Judgement was for the plaintiff in the amount of $110,460, being a proportion of the $140,000 TPD benefit that Mr Ravesi would have received if his personal protection/asset protection cover had been put in place. The damages awarded were reduced by 40% due to Mr Ravesi’s own negligence, having failed to read the policy documentation provided by MLC.

Key takeouts

Question client actions

The Judge in this case found that it was reasonable to expect that an adviser acting in the same situation as Mr Ravesi would have questioned why Mr Moore decided to reduce his cover. Simply accepting that it was ‘the client’s decision’ was not, in the Judge’s mind, an appropriate course of action for an adviser to take.

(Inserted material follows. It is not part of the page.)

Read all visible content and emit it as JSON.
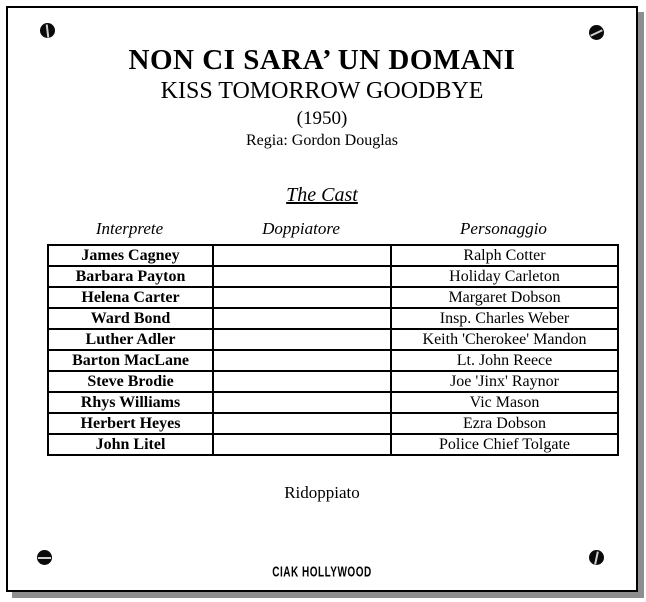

As noted in this case, financial advice clients look to their financial adviser as an ‘expert’ in their field. Therefore, advisers should be cautious when dealing with clients who request a departure from the original advice recommendation, and be sure to document the reasons behind the client’s decision.

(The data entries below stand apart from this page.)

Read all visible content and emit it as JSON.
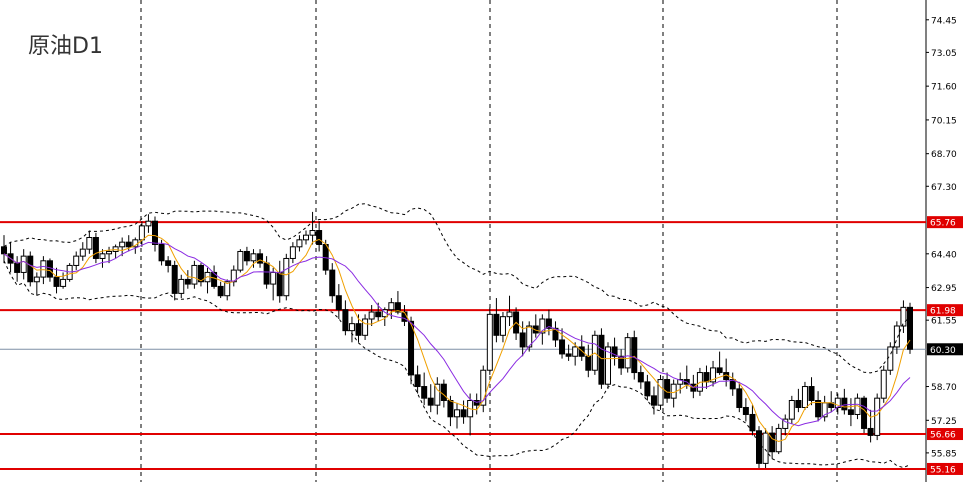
{
  "symbol": "原油D1",
  "colors": {
    "background": "#ffffff",
    "hline": "#e00000",
    "boll": "#000000",
    "ma_fast": "#f0a000",
    "ma_slow": "#8a2be2",
    "bid": "#7f8fa6",
    "text": "#000000"
  },
  "axis": {
    "ticks": [
      "74.45",
      "73.05",
      "71.60",
      "70.15",
      "68.70",
      "67.30",
      "65.76",
      "64.40",
      "62.95",
      "61.98",
      "61.55",
      "60.30",
      "58.70",
      "57.25",
      "56.66",
      "55.85",
      "55.16"
    ],
    "price_labels": [
      {
        "value": "65.76",
        "style": "red"
      },
      {
        "value": "61.98",
        "style": "red"
      },
      {
        "value": "60.30",
        "style": "dark"
      },
      {
        "value": "56.66",
        "style": "red"
      },
      {
        "value": "55.16",
        "style": "red"
      }
    ]
  },
  "chart_data": {
    "type": "candlestick",
    "ylim": [
      54.6,
      75.3
    ],
    "ohlc": [
      [
        64.7,
        65.2,
        64.0,
        64.4
      ],
      [
        64.4,
        64.9,
        63.6,
        64.0
      ],
      [
        64.0,
        64.3,
        63.2,
        63.6
      ],
      [
        63.6,
        64.6,
        63.3,
        64.3
      ],
      [
        64.3,
        64.5,
        63.0,
        63.2
      ],
      [
        63.2,
        63.6,
        62.6,
        63.4
      ],
      [
        63.4,
        64.3,
        63.1,
        64.1
      ],
      [
        64.1,
        64.2,
        63.2,
        63.4
      ],
      [
        63.4,
        63.8,
        62.7,
        63.0
      ],
      [
        63.0,
        63.6,
        62.9,
        63.3
      ],
      [
        63.3,
        64.0,
        63.2,
        63.9
      ],
      [
        63.9,
        64.5,
        63.7,
        64.3
      ],
      [
        64.3,
        64.9,
        64.1,
        64.6
      ],
      [
        64.6,
        65.4,
        64.4,
        65.1
      ],
      [
        65.1,
        65.3,
        64.0,
        64.2
      ],
      [
        64.2,
        64.6,
        63.8,
        64.4
      ],
      [
        64.4,
        64.7,
        64.0,
        64.5
      ],
      [
        64.5,
        64.8,
        64.2,
        64.7
      ],
      [
        64.7,
        65.1,
        64.3,
        64.9
      ],
      [
        64.9,
        65.2,
        64.5,
        64.7
      ],
      [
        64.7,
        65.1,
        64.4,
        65.0
      ],
      [
        65.0,
        65.8,
        64.7,
        65.6
      ],
      [
        65.6,
        66.1,
        65.3,
        65.8
      ],
      [
        65.8,
        66.0,
        64.5,
        64.8
      ],
      [
        64.8,
        65.0,
        63.9,
        64.1
      ],
      [
        64.1,
        64.3,
        63.6,
        63.9
      ],
      [
        63.9,
        64.1,
        62.4,
        62.7
      ],
      [
        62.7,
        63.5,
        62.5,
        63.3
      ],
      [
        63.3,
        63.7,
        62.9,
        63.1
      ],
      [
        63.1,
        64.1,
        62.9,
        63.9
      ],
      [
        63.9,
        64.0,
        63.0,
        63.2
      ],
      [
        63.2,
        63.8,
        62.7,
        63.6
      ],
      [
        63.6,
        63.9,
        62.9,
        63.0
      ],
      [
        63.0,
        63.2,
        62.5,
        62.6
      ],
      [
        62.6,
        63.3,
        62.4,
        63.2
      ],
      [
        63.2,
        63.9,
        63.0,
        63.7
      ],
      [
        63.7,
        64.6,
        63.6,
        64.5
      ],
      [
        64.5,
        64.7,
        63.9,
        64.1
      ],
      [
        64.1,
        64.6,
        63.8,
        64.4
      ],
      [
        64.4,
        64.6,
        63.8,
        64.0
      ],
      [
        64.0,
        64.3,
        62.9,
        63.1
      ],
      [
        63.1,
        63.8,
        62.4,
        63.6
      ],
      [
        63.6,
        64.1,
        62.3,
        62.6
      ],
      [
        62.6,
        64.4,
        62.4,
        64.2
      ],
      [
        64.2,
        64.9,
        64.0,
        64.7
      ],
      [
        64.7,
        65.2,
        64.5,
        65.0
      ],
      [
        65.0,
        65.4,
        64.8,
        65.2
      ],
      [
        65.2,
        66.2,
        64.8,
        65.4
      ],
      [
        65.4,
        65.8,
        64.5,
        64.8
      ],
      [
        64.8,
        65.0,
        63.5,
        63.7
      ],
      [
        63.7,
        64.0,
        62.3,
        62.6
      ],
      [
        62.6,
        63.1,
        61.6,
        62.0
      ],
      [
        62.0,
        62.4,
        60.9,
        61.1
      ],
      [
        61.1,
        61.7,
        60.6,
        61.4
      ],
      [
        61.4,
        61.8,
        60.6,
        60.9
      ],
      [
        60.9,
        61.8,
        60.7,
        61.6
      ],
      [
        61.6,
        62.2,
        61.3,
        61.9
      ],
      [
        61.9,
        62.3,
        61.5,
        61.7
      ],
      [
        61.7,
        62.1,
        61.3,
        62.0
      ],
      [
        62.0,
        62.5,
        61.6,
        62.3
      ],
      [
        62.3,
        62.8,
        61.8,
        61.9
      ],
      [
        61.9,
        62.2,
        61.3,
        61.5
      ],
      [
        61.5,
        61.7,
        58.8,
        59.2
      ],
      [
        59.2,
        59.6,
        58.4,
        58.7
      ],
      [
        58.7,
        59.3,
        57.9,
        58.2
      ],
      [
        58.2,
        58.8,
        57.6,
        57.9
      ],
      [
        57.9,
        59.1,
        57.5,
        58.8
      ],
      [
        58.8,
        59.0,
        57.8,
        58.1
      ],
      [
        58.1,
        58.3,
        57.0,
        57.4
      ],
      [
        57.4,
        58.0,
        56.9,
        57.7
      ],
      [
        57.7,
        58.1,
        57.1,
        57.4
      ],
      [
        57.4,
        58.4,
        56.6,
        58.1
      ],
      [
        58.1,
        58.4,
        57.5,
        57.9
      ],
      [
        57.9,
        59.6,
        57.6,
        59.4
      ],
      [
        59.4,
        62.1,
        59.2,
        61.8
      ],
      [
        61.8,
        62.5,
        60.6,
        60.9
      ],
      [
        60.9,
        61.9,
        60.6,
        61.7
      ],
      [
        61.7,
        62.6,
        61.3,
        61.9
      ],
      [
        61.9,
        62.1,
        60.7,
        61.0
      ],
      [
        61.0,
        61.5,
        60.0,
        60.4
      ],
      [
        60.4,
        61.5,
        60.2,
        61.3
      ],
      [
        61.3,
        61.8,
        60.8,
        61.0
      ],
      [
        61.0,
        61.8,
        60.5,
        61.6
      ],
      [
        61.6,
        62.0,
        60.9,
        61.2
      ],
      [
        61.2,
        61.5,
        60.4,
        60.7
      ],
      [
        60.7,
        61.2,
        59.9,
        60.1
      ],
      [
        60.1,
        60.5,
        59.8,
        60.0
      ],
      [
        60.0,
        60.6,
        59.6,
        60.4
      ],
      [
        60.4,
        60.9,
        59.8,
        60.0
      ],
      [
        60.0,
        60.5,
        59.1,
        59.4
      ],
      [
        59.4,
        61.1,
        59.2,
        60.9
      ],
      [
        60.9,
        61.2,
        58.6,
        58.8
      ],
      [
        58.8,
        60.6,
        58.6,
        60.4
      ],
      [
        60.4,
        60.8,
        59.6,
        60.0
      ],
      [
        60.0,
        60.3,
        59.2,
        59.5
      ],
      [
        59.5,
        61.0,
        59.3,
        60.8
      ],
      [
        60.8,
        61.1,
        59.0,
        59.3
      ],
      [
        59.3,
        59.6,
        58.6,
        58.9
      ],
      [
        58.9,
        59.2,
        58.1,
        58.3
      ],
      [
        58.3,
        58.7,
        57.5,
        57.9
      ],
      [
        57.9,
        59.2,
        57.7,
        59.0
      ],
      [
        59.0,
        59.3,
        58.0,
        58.2
      ],
      [
        58.2,
        59.0,
        57.8,
        58.8
      ],
      [
        58.8,
        59.3,
        58.4,
        59.0
      ],
      [
        59.0,
        59.6,
        58.6,
        58.8
      ],
      [
        58.8,
        59.2,
        58.2,
        58.5
      ],
      [
        58.5,
        59.5,
        58.3,
        59.3
      ],
      [
        59.3,
        59.6,
        58.6,
        58.9
      ],
      [
        58.9,
        59.8,
        58.7,
        59.5
      ],
      [
        59.5,
        60.2,
        59.2,
        59.3
      ],
      [
        59.3,
        59.9,
        58.7,
        59.0
      ],
      [
        59.0,
        59.3,
        58.3,
        58.6
      ],
      [
        58.6,
        58.9,
        57.6,
        57.8
      ],
      [
        57.8,
        58.2,
        57.2,
        57.5
      ],
      [
        57.5,
        57.9,
        56.6,
        56.8
      ],
      [
        56.8,
        57.0,
        55.2,
        55.4
      ],
      [
        55.4,
        56.9,
        55.2,
        56.7
      ],
      [
        56.7,
        57.0,
        55.6,
        55.9
      ],
      [
        55.9,
        57.1,
        55.8,
        56.9
      ],
      [
        56.9,
        57.5,
        56.6,
        57.3
      ],
      [
        57.3,
        58.3,
        57.1,
        58.1
      ],
      [
        58.1,
        58.6,
        57.6,
        57.8
      ],
      [
        57.8,
        58.9,
        57.7,
        58.7
      ],
      [
        58.7,
        59.1,
        57.9,
        58.1
      ],
      [
        58.1,
        58.5,
        57.2,
        57.4
      ],
      [
        57.4,
        58.3,
        57.2,
        58.0
      ],
      [
        58.0,
        58.5,
        57.6,
        57.8
      ],
      [
        57.8,
        58.4,
        57.5,
        58.2
      ],
      [
        58.2,
        58.6,
        57.5,
        57.7
      ],
      [
        57.7,
        58.2,
        57.0,
        57.5
      ],
      [
        57.5,
        58.4,
        57.3,
        58.2
      ],
      [
        58.2,
        58.3,
        56.7,
        56.9
      ],
      [
        56.9,
        57.7,
        56.3,
        56.6
      ],
      [
        56.6,
        58.4,
        56.4,
        58.2
      ],
      [
        58.2,
        59.6,
        58.0,
        59.4
      ],
      [
        59.4,
        60.6,
        59.2,
        60.4
      ],
      [
        60.4,
        61.5,
        60.1,
        61.3
      ],
      [
        61.3,
        62.4,
        61.0,
        62.1
      ],
      [
        62.1,
        62.3,
        60.1,
        60.3
      ]
    ]
  }
}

Keep detailed documentation

Much of the evidence relied upon in this case was the documentation prepared by Mr Moore during the advice process. In nearly all cases, this documentation was incomplete, or unclear. In passing judgement in this case, Judge Mansfield said there was no evidence to suggest the client had instructed the adviser to remove an element of the cover originally recommended. Had the adviser clearly documented this instruction, the client is unlikely to have been successful in their claim.

Importance of reviews

It is also worth noting that no annual review appointments appear to have occurred between Mr Moore and Mr Ravesi and Ms Torres. The pro forma document completed at the start of the advice process included a section indicating the client’s acknowledgment that the adviser had explained the need to review the insurance plan, and for that review to occur either annually, at another regular period, or as notified to the adviser. None of those alternatives were marked as selected on the document. Had a review meeting occurred in the intervening three year period, the gap in his cover is likely to have been identified prior to Mr Ravesi’s accident.